Anti-PatternWhy It's WrongDo This Instead
Count files to determine importance3 files could be high-value or trivialAssess integration breadth, risk, active development
Assume framework = domainMisses application-specific complexityRead business logic, not just framework boilerplate
Generate for unused featuresDetected library does not equal active domainValidate usage count via grep
Duplicate CLAUDE.md into agentsCreates maintenance burden and driftReference CLAUDE.md, don't copy it
Skip reading existing assetsLeads to duplicate agents/skillsAlways check coding-workflows:asset-discovery before proposing
Claim confidence without evidenceLLM hallucination riskCite file paths for every convention claimed
Research everythingWastes search budget on known frameworksOnly research genuinely unfamiliar libraries/domains

Related Skills

  • coding-workflows:stack-detection -- Technology identification (WHAT exists).
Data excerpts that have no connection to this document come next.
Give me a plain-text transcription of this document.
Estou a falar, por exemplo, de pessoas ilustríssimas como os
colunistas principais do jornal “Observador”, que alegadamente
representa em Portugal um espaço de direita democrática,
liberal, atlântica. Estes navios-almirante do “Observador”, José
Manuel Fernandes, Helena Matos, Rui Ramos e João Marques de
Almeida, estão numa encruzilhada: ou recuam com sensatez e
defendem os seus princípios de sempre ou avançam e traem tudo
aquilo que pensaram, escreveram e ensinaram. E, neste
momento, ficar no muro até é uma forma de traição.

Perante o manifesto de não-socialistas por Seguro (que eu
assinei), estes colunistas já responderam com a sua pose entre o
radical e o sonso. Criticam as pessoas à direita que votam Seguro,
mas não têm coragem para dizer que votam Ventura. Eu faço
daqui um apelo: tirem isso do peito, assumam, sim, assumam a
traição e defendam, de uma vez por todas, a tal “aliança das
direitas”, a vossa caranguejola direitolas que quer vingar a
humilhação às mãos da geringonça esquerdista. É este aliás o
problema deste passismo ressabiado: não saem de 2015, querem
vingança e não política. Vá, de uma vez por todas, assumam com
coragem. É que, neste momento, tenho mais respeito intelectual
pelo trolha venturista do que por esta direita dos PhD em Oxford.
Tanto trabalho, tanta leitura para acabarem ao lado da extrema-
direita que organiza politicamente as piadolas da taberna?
Reference its Analysis Guidance section for per-stack deep analysis criteria
  • coding-workflows:asset-discovery -- Overlap detection and provenance-aware discovery. Check BEFORE proposing new agents/skills. References this skill's staleness criteria during domain-comparison staleness detection.
  • coding-workflows:agent-patterns -- Agent metadata spec (name, domains, role, skills) and provenance fields (generated_by, generated_at). For formatting proposals and staleness detection Naming constraints for agent names are documented in project-level validation skills when available.